Assume that $\vec{z}(t)$, the state at time $t$ of a particle in a two-dimensional space, can be fully described by its position and velocity:
$\vec{z}(t) = [r_x(t)\ r_y(t)\ v_x(t)\ v_y(t)]$.
Furthermore, assume that given the initial conditions $\vec{z}(t_I)$ one can numerically integrate a system of ordinary differential equations to obtain the state at an arbitrary final time, $t_F$ or stop integration if an event is detected before reaching $t_F$. In that case the numerical integration process will report the event kind and event time.
A simple example would be the process of dropping a small ball over a plate with holes; the plate is placed above and parallel the ground: some initial conditions would lead to a trajectory that passes through one of the holes and reaches the ground. Other initial conditions would lead to trajectories that hit the plate before reaching the ground.
Given a nominal initial state $\vec{z}(t_I)$ and covariance matrix $\Sigma$, how would you make a statistical analysis of the possible outcomes?

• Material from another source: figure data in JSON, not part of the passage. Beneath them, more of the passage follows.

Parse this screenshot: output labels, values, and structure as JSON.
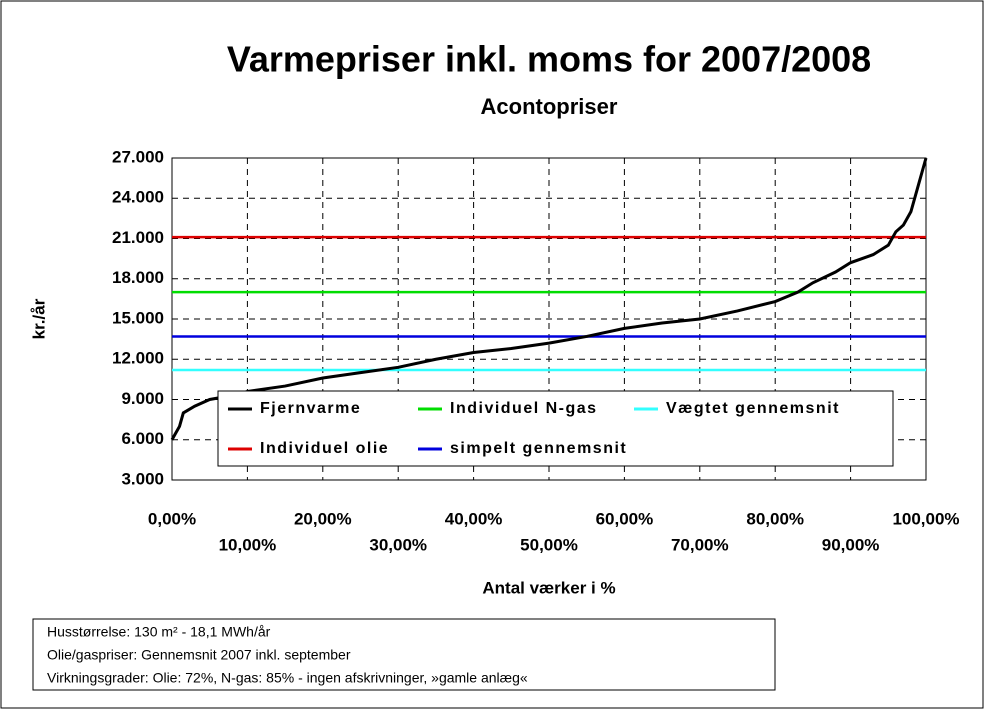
{
  "chart_data": {
    "type": "line",
    "title": "Varmepriser inkl. moms for 2007/2008",
    "subtitle": "Acontopriser",
    "y_label": "kr./år",
    "x_label": "Antal værker i %",
    "ylim": [
      3000,
      27000
    ],
    "yticks": [
      {
        "value": 3000,
        "label": "3.000"
      },
      {
        "value": 6000,
        "label": "6.000"
      },
      {
        "value": 9000,
        "label": "9.000"
      },
      {
        "value": 12000,
        "label": "12.000"
      },
      {
        "value": 15000,
        "label": "15.000"
      },
      {
        "value": 18000,
        "label": "18.000"
      },
      {
        "value": 21000,
        "label": "21.000"
      },
      {
        "value": 24000,
        "label": "24.000"
      },
      {
        "value": 27000,
        "label": "27.000"
      }
    ],
    "xlim": [
      0,
      100
    ],
    "xticks": [
      {
        "value": 0,
        "label": "0,00%"
      },
      {
        "value": 10,
        "label": "10,00%"
      },
      {
        "value": 20,
        "label": "20,00%"
      },
      {
        "value": 30,
        "label": "30,00%"
      },
      {
        "value": 40,
        "label": "40,00%"
      },
      {
        "value": 50,
        "label": "50,00%"
      },
      {
        "value": 60,
        "label": "60,00%"
      },
      {
        "value": 70,
        "label": "70,00%"
      },
      {
        "value": 80,
        "label": "80,00%"
      },
      {
        "value": 90,
        "label": "90,00%"
      },
      {
        "value": 100,
        "label": "100,00%"
      }
    ],
    "grid": true,
    "series": [
      {
        "name": "Fjernvarme",
        "color": "#000000",
        "x": [
          0,
          0.5,
          1,
          1.5,
          3,
          5,
          8,
          10,
          15,
          20,
          25,
          30,
          35,
          40,
          45,
          50,
          55,
          60,
          65,
          70,
          75,
          80,
          83,
          85,
          88,
          90,
          93,
          95,
          96,
          97,
          98,
          99,
          100
        ],
        "values": [
          6000,
          6500,
          7000,
          8000,
          8500,
          9000,
          9300,
          9600,
          10000,
          10600,
          11000,
          11400,
          12000,
          12500,
          12800,
          13200,
          13700,
          14300,
          14700,
          15000,
          15600,
          16300,
          17000,
          17700,
          18500,
          19200,
          19800,
          20500,
          21500,
          22000,
          23000,
          25000,
          27000
        ]
      },
      {
        "name": "Individuel N-gas",
        "color": "#00dd00",
        "x": [
          0,
          100
        ],
        "values": [
          17000,
          17000
        ]
      },
      {
        "name": "Vægtet gennemsnit",
        "color": "#33ffff",
        "x": [
          0,
          100
        ],
        "values": [
          11200,
          11200
        ]
      },
      {
        "name": "Individuel olie",
        "color": "#dd0000",
        "x": [
          0,
          100
        ],
        "values": [
          21100,
          21100
        ]
      },
      {
        "name": "simpelt gennemsnit",
        "color": "#0000dd",
        "x": [
          0,
          100
        ],
        "values": [
          13700,
          13700
        ]
      }
    ],
    "notes": [
      "Husstørrelse: 130 m² - 18,1 MWh/år",
      "Olie/gaspriser: Gennemsnit 2007 inkl. september",
      "Virkningsgrader: Olie: 72%, N-gas: 85% - ingen afskrivninger, »gamle anlæg«"
    ]
  }
}
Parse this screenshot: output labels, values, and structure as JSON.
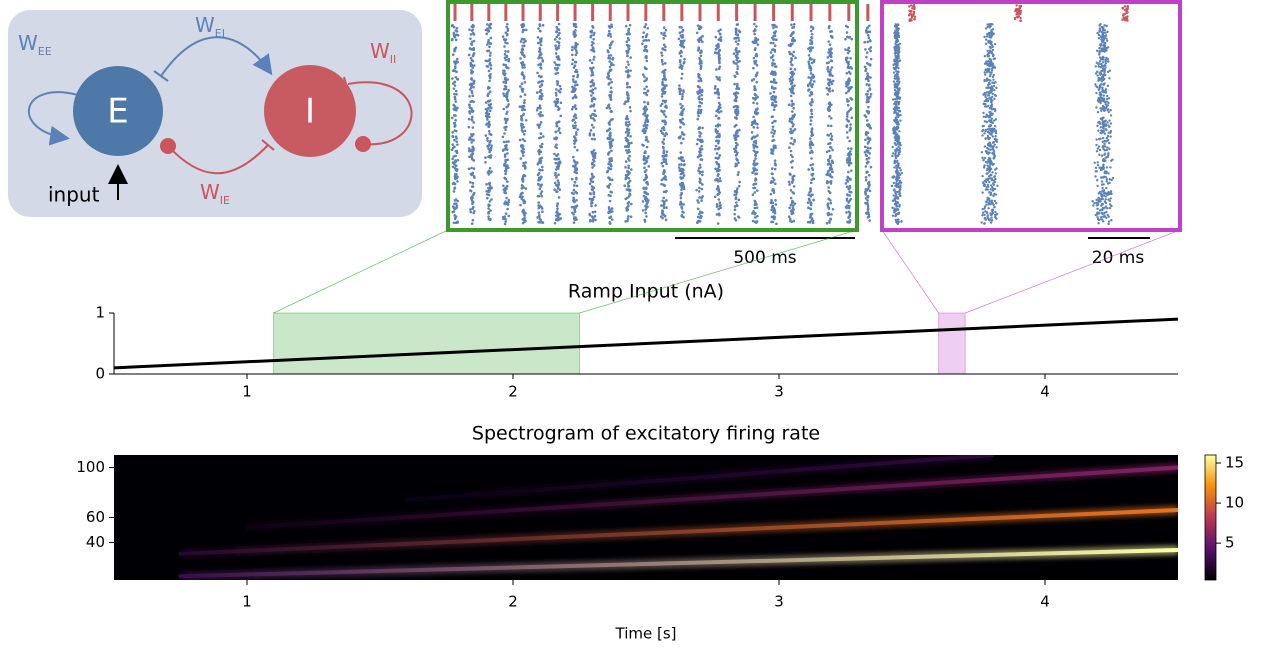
{
  "diagram": {
    "nodes": [
      "E",
      "I"
    ],
    "input": "input",
    "weights": [
      {
        "symbol": "W",
        "sub": "EE"
      },
      {
        "symbol": "W",
        "sub": "EI"
      },
      {
        "symbol": "W",
        "sub": "II"
      },
      {
        "symbol": "W",
        "sub": "IE"
      }
    ]
  },
  "raster": {
    "scale_bars": [
      "500 ms",
      "20 ms"
    ]
  },
  "chart_data": [
    {
      "type": "line",
      "title": "Ramp Input (nA)",
      "x": [
        0.5,
        4.5
      ],
      "values": [
        0.1,
        0.9
      ],
      "color": "#000000",
      "xlim": [
        0.5,
        4.5
      ],
      "xticks": [
        1,
        2,
        3,
        4
      ],
      "ylim": [
        0,
        1
      ],
      "yticks": [
        0,
        1
      ],
      "highlights": [
        {
          "xlim": [
            1.1,
            2.25
          ],
          "color": "#2ca02c"
        },
        {
          "xlim": [
            3.6,
            3.7
          ],
          "color": "#c040c8"
        }
      ]
    },
    {
      "type": "heatmap",
      "title": "Spectrogram of excitatory firing rate",
      "xlabel": "Time [s]",
      "xlim": [
        0.5,
        4.5
      ],
      "xticks": [
        1,
        2,
        3,
        4
      ],
      "ylim": [
        10,
        110
      ],
      "yticks": [
        40,
        60,
        100
      ],
      "clim": [
        0.4,
        16
      ],
      "cticks": [
        5,
        10,
        15
      ],
      "ridges": [
        {
          "x": [
            0.75,
            4.5
          ],
          "values": [
            13,
            34
          ],
          "intensity": [
            3,
            16
          ]
        },
        {
          "x": [
            0.75,
            4.5
          ],
          "values": [
            31,
            66
          ],
          "intensity": [
            2,
            11
          ]
        },
        {
          "x": [
            1.0,
            4.5
          ],
          "values": [
            52,
            100
          ],
          "intensity": [
            1,
            6
          ]
        },
        {
          "x": [
            1.6,
            3.8
          ],
          "values": [
            74,
            110
          ],
          "intensity": [
            0.8,
            2.5
          ]
        }
      ]
    }
  ]
}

The parameters of the statistical analysis could be, for example, the fraction of balls that reach the ground, or the mean velocity of the particles hitting the plate, or which of the holes lets the most balls pass through, and so on.
A simple approach generates random initial states by using the Cholesky decomposition of $\Sigma = LL^*$ together with a vector of normal variates $\vec{u}$ to obtain random initial states $\vec{w}$:
$\vec{w}(t_I) = \vec{z}(t_I) + L\vec{u}$
The ordinary differential equations are numerically integrated for each of many hundreds or thousands of $\vec{w}(t_I)$, the outcomes stored, and the statistical analysis is performed on the collection of stored outcomes: brute force Monte Carlo, and all I know.
I keep reading about Bayesian Inference, and Variance Reduction Techniques, and MCMC, and Antithetic Variates, and---for the life of me---I cannot apply them to this simple problem.
Take antithetic variates: I made an experiment where I used both
$\vec{w}(t_I) = \vec{z}(t_I) + L\vec{u}$
and
$\vec{w}(t_I) = \vec{z}(t_I) + L(-\vec{u})$
in the simulations. The results were exactly the same as in the Brute Force approach: same variance of the results; same confidence intervals (by the way, I compute the confidence intervals using the bootstrap).
I keep reading about Metropolis-Hastings, and Gibbs Sampling, and Importance Sampling, but I just cannot extrapolate their typical let's integrate a function! or let's approximate $\pi$! examples to my domain.
Could you point me out to techniques that would allow me to reduce the variance (as compared to the brute-force Monte Carlo), or a place where MCMC or Bayesian inference is used to estimate parameters associated with a dynamical system?